Thursday, April 23, 2015

Quick Hits Vol. 38 (Wale, Ludacris, Courtney Barnett, Earthgang)

Wale - The Album About Nothing.  Really a strange move for a rapper, but this album pays homage to Seinfeld.  The cover art looks like the Seinfeld logo, Jerry and Costanza audio happen multiple times throughout the album, and the title tracks the theme of the show.  Weird, right?  Here is part of the taping of the album - apparently Seinfeld helped out with the vignettes.
So it is not just clips from the old show added to the album.  Huh.  But then I look back at his old albums because I'm trying to remember the song he had years ago that was cool, and I see that he did the same thing in 2010 with "More About Nothing" and "The Mixtape About Nothing" from 2008.  So he likes himself some Seinfeld.  Okay.  It actually works really well.  For example, "The Pessimist" opens with Constanza saying his dream is to be hopeless so that he can be attractive to women, and then the song kicks in with Wale hollering about being hopeless.  Here is "White Shoes," with an intro of Jerry saying that wearing white shoes made him feel good.
Then the track is all about feeling good and being alright.  This album is the same - good beats, good rhymes and lyrics.  Has grown on me over the multiple listens.  Oh, and the old song I remembered that he was good on?  Waka Flocka Flame's No Hands:

Yeeeeeaaaahhhh.  That song is awesome.

Ludacris - Ludaversal.  My immediate instinct is to think that Ludacris is a joke.  I don't know why that is, I guess the acting, because I thought 2001's Word of Mouf and 2003's Chicken and Beer were both pretty dang good.  His raps are funny at times, but still hard enough at other times to be more than just a joke.  He's a fan of the ridiculous skit in between songs (this album goes with a guy who took viagra and can't get his dong to relax, and so the 911 operator goes to his house to help him out), but he also gets strong beats and has a really good flow over the top of them.  The most popular songs on this album have Miguel and Usher, respectively, on them doing some R&B crooning, but I liked the track with Big KRIT, Come and See Me:

Oh, and "Beast Mode," which is straight braggadocio, with some really great one liners, and Marshawn Lynch bouncing around in his video, is also a damn solid track.

Good disc.

Courtney Barnett - Sometimes I Sit and Think, and Sometimes I Just Sit.  Well deserved mega-buzz songwriter from Down Under.  I ran through her old EPs a few weeks ago, and this one does more of the same to great ends.  If you stop and take the time to listen to the lyrics, these tracks are mostly amazing.  Well, they aren't curing cancer or anything, but they tell stories in wonderful ways, such as the wry and funny "Depreston," that talks about the unpleasantness of looking for a house and having to compromise.
You can hear the conversation about maybe looking a bit further out than where you were looking, but then you can see the blighted area with cops.  Love the line about a two car garage being good for storage.  And the ability to knock it down and start over if you just have half a million.  Its all so simple, but I can see it and love it for that great visualization.  And the music is also a fine chilled rock, kind of like the Real Estate album I liked so much last year.  She also gets more rockin' on other tunes.  "Illustration of Loneliness," "Dead Fox," and "Kim's Caravan" also all sound great and contain really cool visuals.  Excellent album to listen to with the lyrics scrolling.

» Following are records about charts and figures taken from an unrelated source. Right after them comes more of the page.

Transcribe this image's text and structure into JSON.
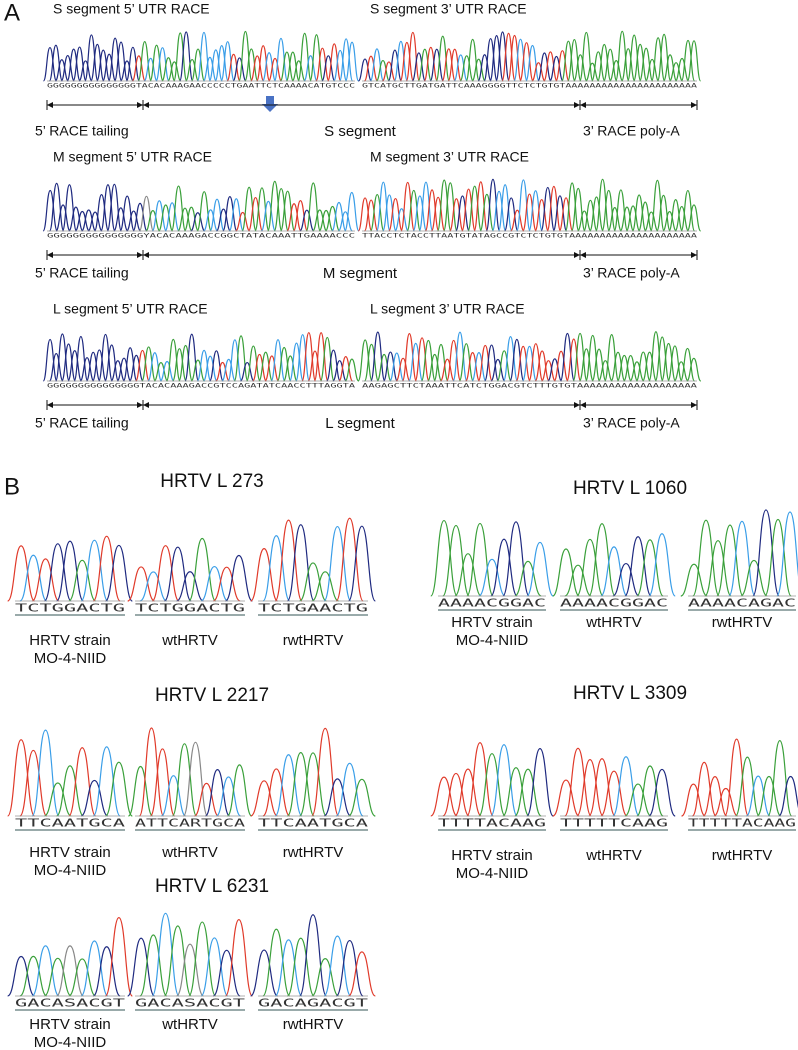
{
  "panel_a": {
    "label": "A",
    "rows": [
      {
        "left_title": "S segment 5’ UTR RACE",
        "right_title": "S segment 3’ UTR RACE",
        "left_seq": "GGGGGGGGGGGGGGGTACACAAAGAACCCCCTGAATTCTCAAAACATGTCCC",
        "right_seq": "GTCATGCTTGATGATTCAAAGGGGTTCTCTGTGTAAAAAAAAAAAAAAAAAAAAAA",
        "tailing": "5’ RACE tailing",
        "segment": "S segment",
        "poly_a": "3’ RACE poly-A"
      },
      {
        "left_title": "M segment 5’ UTR RACE",
        "right_title": "M segment 3’ UTR RACE",
        "left_seq": "GGGGGGGGGGGGGGGYACACAAAGACCGGCTATACAAATTGAAAACCC",
        "right_seq": "TTACCTCTACCTTAATGTATAGCCGTCTCTGTGTAAAAAAAAAAAAAAAAAAAAA",
        "tailing": "5’ RACE tailing",
        "segment": "M segment",
        "poly_a": "3’ RACE poly-A"
      },
      {
        "left_title": "L segment 5’ UTR RACE",
        "right_title": "L segment 3’ UTR RACE",
        "left_seq": "GGGGGGGGGGGGGGGTACACAAAGACCGTCCAGATATCAACCTTTAGGTA",
        "right_seq": "AAGAGCTTCTAAATTCATCTGGACGTCTTTGTGTAAAAAAAAAAAAAAAAAAA",
        "tailing": "5’ RACE tailing",
        "segment": "L segment",
        "poly_a": "3’ RACE poly-A"
      }
    ]
  },
  "panel_b": {
    "label": "B",
    "groups": [
      {
        "title": "HRTV L 273",
        "traces": [
          {
            "seq": "TCTGGACTG",
            "label": [
              "HRTV strain",
              "MO-4-NIID"
            ]
          },
          {
            "seq": "TCTGGACTG",
            "label": [
              "wtHRTV"
            ]
          },
          {
            "seq": "TCTGAACTG",
            "label": [
              "rwtHRTV"
            ]
          }
        ]
      },
      {
        "title": "HRTV L 2217",
        "traces": [
          {
            "seq": "TTCAATGCA",
            "label": [
              "HRTV strain",
              "MO-4-NIID"
            ]
          },
          {
            "seq": "ATTCARTGCA",
            "label": [
              "wtHRTV"
            ]
          },
          {
            "seq": "TTCAATGCA",
            "label": [
              "rwtHRTV"
            ]
          }
        ]
      },
      {
        "title": "HRTV L 6231",
        "traces": [
          {
            "seq": "GACASACGT",
            "label": [
              "HRTV strain",
              "MO-4-NIID"
            ]
          },
          {
            "seq": "GACASACGT",
            "label": [
              "wtHRTV"
            ]
          },
          {
            "seq": "GACAGACGT",
            "label": [
              "rwtHRTV"
            ]
          }
        ]
      },
      {
        "title": "HRTV L 1060",
        "traces": [
          {
            "seq": "AAAACGGAC",
            "label": [
              "HRTV strain",
              "MO-4-NIID"
            ]
          },
          {
            "seq": "AAAACGGAC",
            "label": [
              "wtHRTV"
            ]
          },
          {
            "seq": "AAAACAGAC",
            "label": [
              "rwtHRTV"
            ]
          }
        ]
      },
      {
        "title": "HRTV L 3309",
        "traces": [
          {
            "seq": "TTTTACAAG",
            "label": [
              "HRTV strain",
              "MO-4-NIID"
            ]
          },
          {
            "seq": "TTTTTCAAG",
            "label": [
              "wtHRTV"
            ]
          },
          {
            "seq": "TTTTTACAAG",
            "label": [
              "rwtHRTV"
            ]
          }
        ]
      }
    ]
  }
}
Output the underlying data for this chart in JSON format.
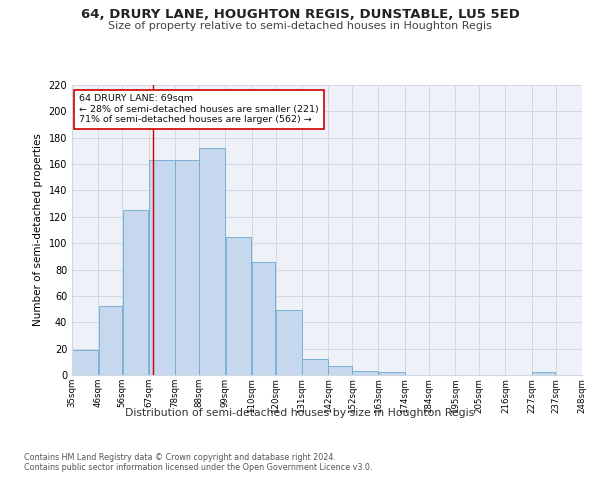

EARTHGANG - Shallow Graves for Toys.  This is the real damn deal.  I had never heard of these dudes until a few weeks ago when I saw that they had gotten some SXSW buzz, but this 2014 album has some great tunes on it.  Check out "Machete."
Starts out with alien spaceships swiping back and forth, until some clicks break in, and then the bass hits.  If you don't feel the need to nod your head and puff up your chest a little while you bump this, then you need to try again.  Bang it.  His grandad kept a machete tucked off in his sofa!  Yeah!  These guys remind me of The Pharcyde and Outkast.  No song on this album has more than 20k plays on Spotify, and most have low 4 digits, but this is some salty sounding production with cool sounding vocals.  The song right after that on the album, "Bill Campbell's Soup," switches up the sound entirely, going with 70's guitar licks and a New Orleans gumbo funk brass stew.  Sounds very much like old school Outkast, laconic and woozy, with a pound of soul.  "The F Bomb" is the most listened to song on the album, and its good too, but those two tunes above are sooooo good.
Best rap album I've listened to in a while.  If rap is your kind of thing, go give it a spin.